Teringat pada saat 2012 lalu, saat-saat remaja seusia ku menentukan masa depannya, aku hanya duduk melamun, tak tahu mau menentukan apa yang akan dilakukan kedepannya. Aku buyar. Dengan menjaga store hijab dan women wears tak membuat harga diri ku sebagai laki-laki menadi buyar juga. Ah, entahlah mungkin ini hanya perasaan yang menjanggal. Monitor komputer menatap kesedihan dan kebahagiaan, “nomor 1 Bang, paket 2 jam ya..”, mengingatkan usia remaja kelam mencari pundi-pundi rupiah dengan pecahan Rp.1000, bahkan Rp.500. Kelam yang kejam dan gelapnya kehidupan mengajarkan sosok diri ku yang menuntut harus bekerja diusia yang sangat begitu muda.

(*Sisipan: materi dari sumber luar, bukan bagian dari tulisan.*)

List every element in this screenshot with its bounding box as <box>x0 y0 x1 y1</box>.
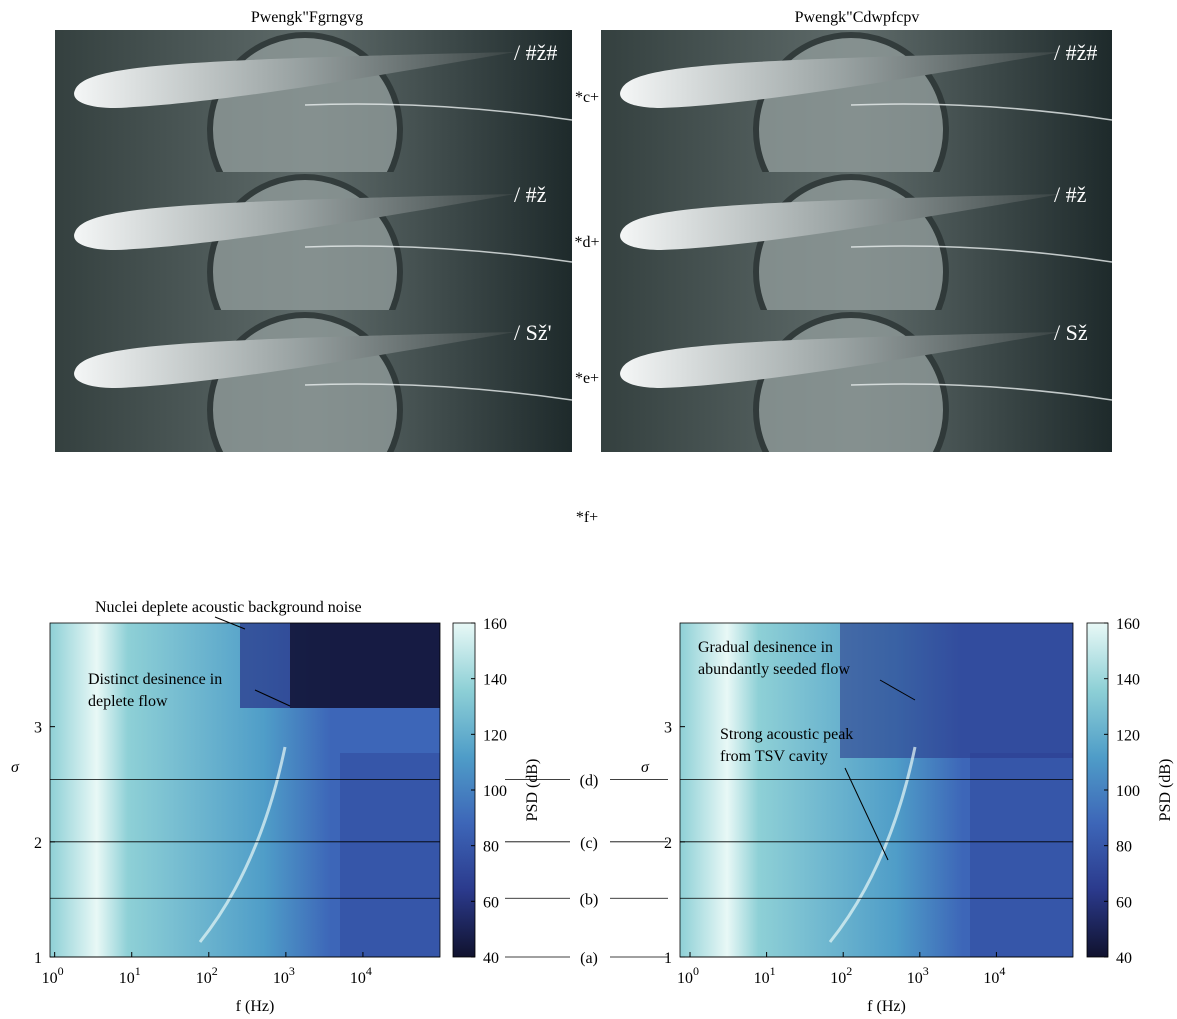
colorbar-tick-label: 120 <box>1116 727 1140 744</box>
annotation: Gradual desinence in <box>698 639 833 656</box>
x-tick-exp: 3 <box>289 964 295 978</box>
x-axis-label: f (Hz) <box>867 998 906 1015</box>
photo-tag: / Sž <box>1054 320 1088 345</box>
colorbar-tick-label: 160 <box>1116 616 1140 633</box>
level-label: (b) <box>580 891 599 908</box>
level-label: (c) <box>580 835 598 852</box>
x-tick-base: 10 <box>196 970 212 987</box>
x-tick-base: 10 <box>983 970 999 987</box>
y-axis-label: σ <box>641 759 650 776</box>
x-tick-label: 100 <box>42 964 64 987</box>
x-tick-label: 101 <box>119 964 141 987</box>
y-tick-label: 3 <box>664 720 672 737</box>
x-tick-base: 10 <box>273 970 289 987</box>
panel-label: *f+ <box>576 509 598 526</box>
x-tick-label: 104 <box>983 964 1005 987</box>
annotation: from TSV cavity <box>720 748 828 765</box>
y-tick-label: 1 <box>664 950 672 967</box>
x-tick-base: 10 <box>119 970 135 987</box>
x-tick-exp: 1 <box>135 964 141 978</box>
column-title: Pwengk"Cdwpfcpv <box>795 9 920 26</box>
x-tick-exp: 4 <box>999 964 1005 978</box>
photo-tag: / #ž <box>514 182 547 207</box>
row-label: *e+ <box>575 370 599 387</box>
x-tick-exp: 4 <box>366 964 372 978</box>
level-label: (a) <box>580 950 598 967</box>
x-tick-exp: 0 <box>693 964 699 978</box>
x-tick-label: 103 <box>273 964 295 987</box>
colorbar-tick-label: 100 <box>483 783 507 800</box>
x-tick-base: 10 <box>677 970 693 987</box>
colorbar-tick-label: 80 <box>1116 839 1132 856</box>
x-tick-label: 104 <box>350 964 372 987</box>
colorbar-label: PSD (dB) <box>524 759 541 822</box>
x-tick-exp: 1 <box>770 964 776 978</box>
colorbar-tick-label: 60 <box>483 894 499 911</box>
x-tick-label: 103 <box>907 964 929 987</box>
x-tick-label: 102 <box>830 964 852 987</box>
x-tick-exp: 2 <box>846 964 852 978</box>
x-tick-exp: 0 <box>58 964 64 978</box>
level-label: (d) <box>580 773 599 790</box>
heatmap-region <box>970 753 1073 957</box>
y-tick-label: 2 <box>34 835 42 852</box>
annotation: Distinct desinence in <box>88 671 222 688</box>
photo <box>601 310 1112 505</box>
x-tick-exp: 3 <box>923 964 929 978</box>
heatmap-region <box>290 623 440 708</box>
photo-tag: / #ž# <box>514 40 557 65</box>
figure: Pwengk"Fgrngvg Pwengk"Cdwpfcpv / #ž# / #ž# *… <box>0 0 1177 1019</box>
row-label: *d+ <box>574 234 599 251</box>
colorbar-tick-label: 40 <box>1116 950 1132 967</box>
x-tick-base: 10 <box>350 970 366 987</box>
x-tick-label: 101 <box>754 964 776 987</box>
x-tick-base: 10 <box>830 970 846 987</box>
annotation: deplete flow <box>88 693 168 710</box>
photo-tag: / Sž' <box>514 320 552 345</box>
y-tick-label: 2 <box>664 835 672 852</box>
row-label: *c+ <box>575 89 599 106</box>
y-axis-label: σ <box>11 759 20 776</box>
colorbar-tick-label: 40 <box>483 950 499 967</box>
annotation: abundantly seeded flow <box>698 661 850 678</box>
x-tick-base: 10 <box>42 970 58 987</box>
column-title: Pwengk"Fgrngvg <box>251 9 363 26</box>
colorbar-tick-label: 140 <box>1116 672 1140 689</box>
annotation: Nuclei deplete acoustic background noise <box>95 599 362 616</box>
colorbar-tick-label: 140 <box>483 672 507 689</box>
colorbar-tick-label: 160 <box>483 616 507 633</box>
x-axis-label: f (Hz) <box>236 998 275 1015</box>
heatmap-region <box>340 753 440 957</box>
x-tick-base: 10 <box>754 970 770 987</box>
x-tick-label: 102 <box>196 964 218 987</box>
x-tick-exp: 2 <box>212 964 218 978</box>
colorbar-tick-label: 60 <box>1116 894 1132 911</box>
y-tick-label: 3 <box>34 720 42 737</box>
photo-tag: / #ž# <box>1054 40 1097 65</box>
x-tick-base: 10 <box>907 970 923 987</box>
photo <box>55 310 572 505</box>
colorbar-label: PSD (dB) <box>1157 759 1174 822</box>
colorbar-tick-label: 120 <box>483 727 507 744</box>
annotation: Strong acoustic peak <box>720 726 853 743</box>
y-tick-label: 1 <box>34 950 42 967</box>
colorbar-tick-label: 100 <box>1116 783 1140 800</box>
photo-tag: / #ž <box>1054 182 1087 207</box>
colorbar-tick-label: 80 <box>483 839 499 856</box>
heatmap-region <box>840 623 1073 758</box>
x-tick-label: 100 <box>677 964 699 987</box>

Setengah perjalanan, terkadang hanya karena “proposal skripsi” membuat perut mules dan kepala pusing. Berapa biaya yang telah kau keluarkan? Semoga saja menjadi berkah kedepannya. Pendidikan yang tinggi mendedikasi menjadi pribadi yang baik, bukan seberapa usia mu, dan bahkan apakah kamu sudah dewasa? Belum tentu. Perjalanan yang melelahkan, dan gelapnya jalanan di jam 19.00 WIB menceritakan kesedihan tersendiri, mengingatkan hujan deras dan dinginnya angin berhembus sampai ke pori-pori. Dingin, sangat dingin. Sepi, sangat sepi. Kesendirian bagian hidupku, mungkin.

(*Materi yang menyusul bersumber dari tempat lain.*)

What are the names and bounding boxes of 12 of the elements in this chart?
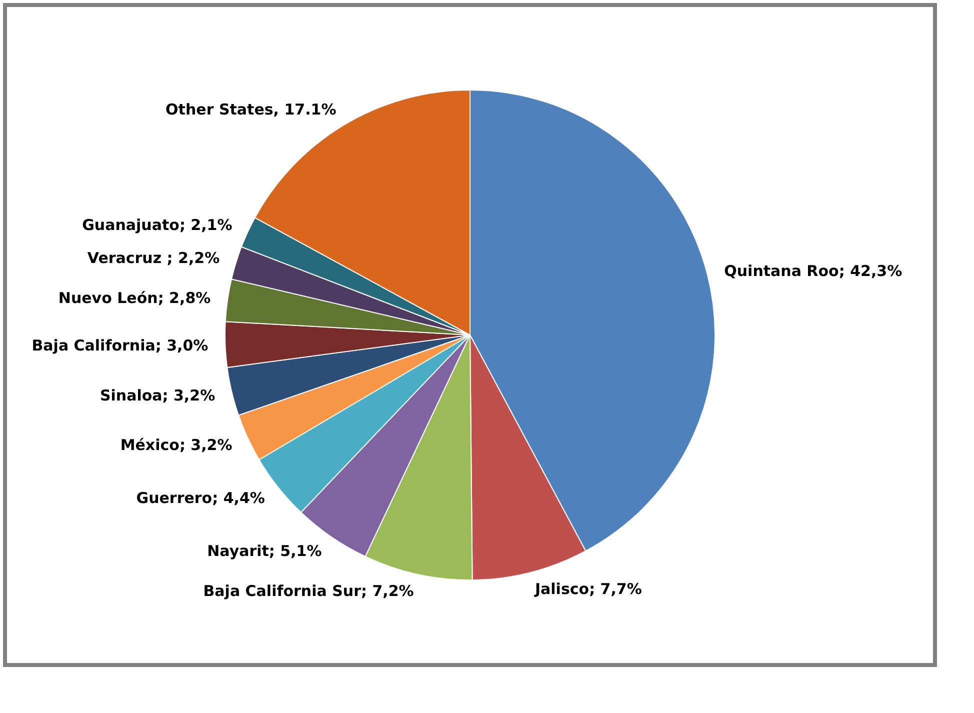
slice-label: Quintana Roo; 42,3% [724, 262, 902, 280]
slice-label: Guerrero; 4,4% [136, 489, 265, 508]
slice-label: Baja California; 3,0% [32, 336, 208, 354]
slice-label: Nuevo León; 2,8% [58, 288, 211, 307]
slice-label: México; 3,2% [120, 436, 232, 454]
slice-label: Baja California Sur; 7,2% [203, 582, 414, 600]
slice-label: Sinaloa; 3,2% [100, 386, 216, 405]
slice-label: Other States, 17.1% [166, 100, 336, 119]
slice-label: Guanajuato; 2,1% [82, 216, 232, 234]
slice-label: Veracruz ; 2,2% [87, 248, 220, 267]
slice-label: Jalisco; 7,7% [534, 580, 642, 598]
slice-label: Nayarit; 5,1% [207, 542, 322, 560]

Bayang-bayang kekasih dengan perawakan arab, bisa jadi sunda, tapi tetap saja bayang-bayang itu mengalihkan semua pikiran. Ini saatnya 10 detik pelukan yang berharga seperti berlian di nikmati, tapi siapa tahu dengan ketulusan itu? Wahai hati, bangun dan sadarlah. Ruang tamu tanpa lampu, untuk melihat wajah mu saja hanya mata yang kupandang, sangat gelap. Pelukan hangat dirasakan, sampai jantung ingin berhenti sejenak, dan malaikat menjemput, tapi itu perjalanan yang sangat panjang, dan hanya Tuhan yang tahu akan itu. 01.00 WIB, aku pulang dengan rasa bahagia, dan terlontar pertanyaan “apa kabar kamu besok? Janji akan kemakam bersama-sama?”. Kami rindu orangtua kami, bahkan jarak makam 5 meter tak menghalangi tatapan kami saat membaca surah yasin. Hening. Rindu.

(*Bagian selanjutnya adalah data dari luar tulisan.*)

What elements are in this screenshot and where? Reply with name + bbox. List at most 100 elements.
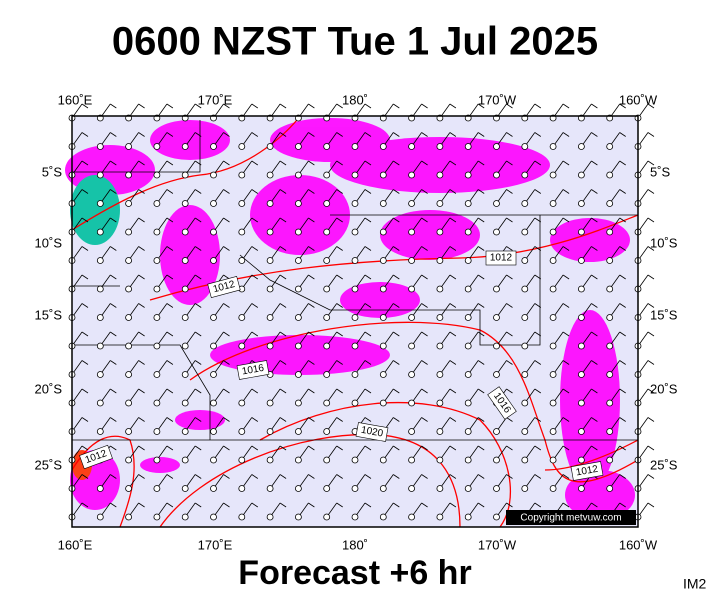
barb-flag [138, 303, 145, 308]
barb-station [294, 171, 302, 179]
barb-flag [506, 160, 513, 166]
barb-station [181, 143, 189, 150]
barb-flag [393, 246, 400, 251]
barb-station [521, 371, 529, 378]
barb-flag [166, 303, 174, 308]
barb-flag [110, 246, 117, 251]
barb-flag [477, 502, 485, 508]
barb-flag [223, 132, 230, 137]
barb-flag [647, 132, 655, 137]
barb-flag [194, 388, 202, 394]
barb-station [96, 399, 104, 407]
barb-flag [194, 103, 202, 109]
barb-flag [393, 417, 400, 422]
barb-flag [477, 160, 485, 166]
barb-flag [138, 417, 145, 422]
barb-station [96, 228, 104, 236]
barb-flag [591, 132, 598, 137]
barb-station [238, 228, 246, 236]
isobar-label: 1012 [485, 250, 517, 266]
barb-flag [591, 189, 598, 194]
barb-station [436, 228, 444, 236]
barb-flag [336, 246, 343, 251]
barb-station [351, 314, 359, 321]
barb-flag [223, 217, 230, 223]
barb-flag [166, 217, 174, 223]
barb-station [323, 371, 331, 378]
barb-flag [166, 502, 174, 508]
longitude-label-bottom: 180˚ [342, 537, 368, 552]
barb-flag [449, 160, 457, 166]
barb-station [436, 200, 444, 207]
barb-flag [619, 502, 626, 508]
barb-flag [364, 246, 372, 251]
barb-station [181, 371, 189, 378]
barb-station [294, 485, 302, 492]
barb-flag [194, 417, 202, 422]
barb-station [521, 228, 529, 236]
isobar-label-box [207, 275, 241, 299]
barb-flag [449, 103, 457, 109]
barb-station [379, 485, 387, 492]
barb-station [210, 257, 217, 264]
barb-flag [393, 388, 400, 394]
barb-flag [138, 474, 145, 479]
barb-flag [421, 360, 428, 365]
barb-flag [223, 160, 230, 166]
barb-station [351, 257, 359, 264]
barb-flag [562, 189, 570, 194]
barb-station [153, 399, 161, 407]
barb-flag [279, 189, 287, 194]
barb-station [181, 285, 189, 293]
barb-station [408, 285, 416, 293]
coastlines [72, 120, 638, 441]
barb-flag [534, 331, 542, 337]
barb-station [294, 342, 302, 350]
barb-flag [336, 274, 343, 280]
barb-flag [449, 331, 457, 337]
barb-station [153, 200, 161, 207]
barb-flag [223, 417, 230, 422]
barb-flag [619, 331, 626, 337]
barb-station [210, 200, 217, 207]
barb-station [351, 399, 359, 407]
barb-flag [421, 417, 428, 422]
barb-station [323, 314, 331, 321]
barb-flag [393, 274, 400, 280]
barb-flag [138, 246, 145, 251]
barb-flag [534, 388, 542, 394]
barb-station [323, 228, 331, 236]
barb-station [238, 456, 246, 464]
longitude-label-bottom: 170˚W [478, 537, 517, 552]
barb-station [294, 285, 302, 293]
barb-station [294, 456, 302, 464]
barb-flag [308, 160, 315, 166]
barb-station [464, 257, 472, 264]
barb-station [266, 456, 274, 464]
barb-flag [562, 103, 570, 109]
barb-station [578, 456, 585, 464]
barb-station [464, 143, 472, 150]
barb-flag [194, 217, 202, 223]
barb-flag [166, 445, 174, 451]
barb-flag [477, 474, 485, 479]
barb-station [408, 342, 416, 350]
barb-flag [534, 502, 542, 508]
barb-flag [421, 189, 428, 194]
barb-flag [308, 502, 315, 508]
barb-flag [166, 417, 174, 422]
barb-flag [279, 417, 287, 422]
barb-flag [562, 445, 570, 451]
barb-station [294, 143, 302, 150]
isobar-label-text: 1012 [575, 464, 599, 479]
barb-flag [223, 331, 230, 337]
barb-station [464, 285, 472, 293]
barb-flag [477, 388, 485, 394]
barb-station [379, 200, 387, 207]
barb-flag [251, 417, 259, 422]
barb-flag [477, 103, 485, 109]
barb-station [436, 285, 444, 293]
barb-flag [251, 445, 259, 451]
barb-station [464, 371, 472, 378]
barb-station [606, 371, 614, 378]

“Apa kita harus sarapan?, sudah beberapa tahun tidak bersama, bikin nasi goreng dong sayang, kangen banget sama masakan kamu”, aku menarik nafas dan berkata “duduk, sini peluk dulu sebentar. Kamu tahu aku rindu? Kamu tahu perjuangan 15 bulan terakhir ini? Sakit”. Dengan senyuman pun percuma, ingin menangis tapi itu hanya menyakitkan. Meja makan dengan 6 kursi, hanya kami berdua. Keadaan rumah yang sepi membuat obrolan kami begitu hangat. Untuk komunikasi melalui telpon saja kami sibuk dengan rutinitas, apalagi bertemu? Mustahil. Khayalan yang belum terwujud, nonton bioskop bersama. Jika mengingat ini, sedikit rindu dengan pria taiwan dengan tinggi 175cm dan kulit putih bagaikan salju, masa lampau, 4 tahun lalu. Aku juga rindu suasana hangat itu.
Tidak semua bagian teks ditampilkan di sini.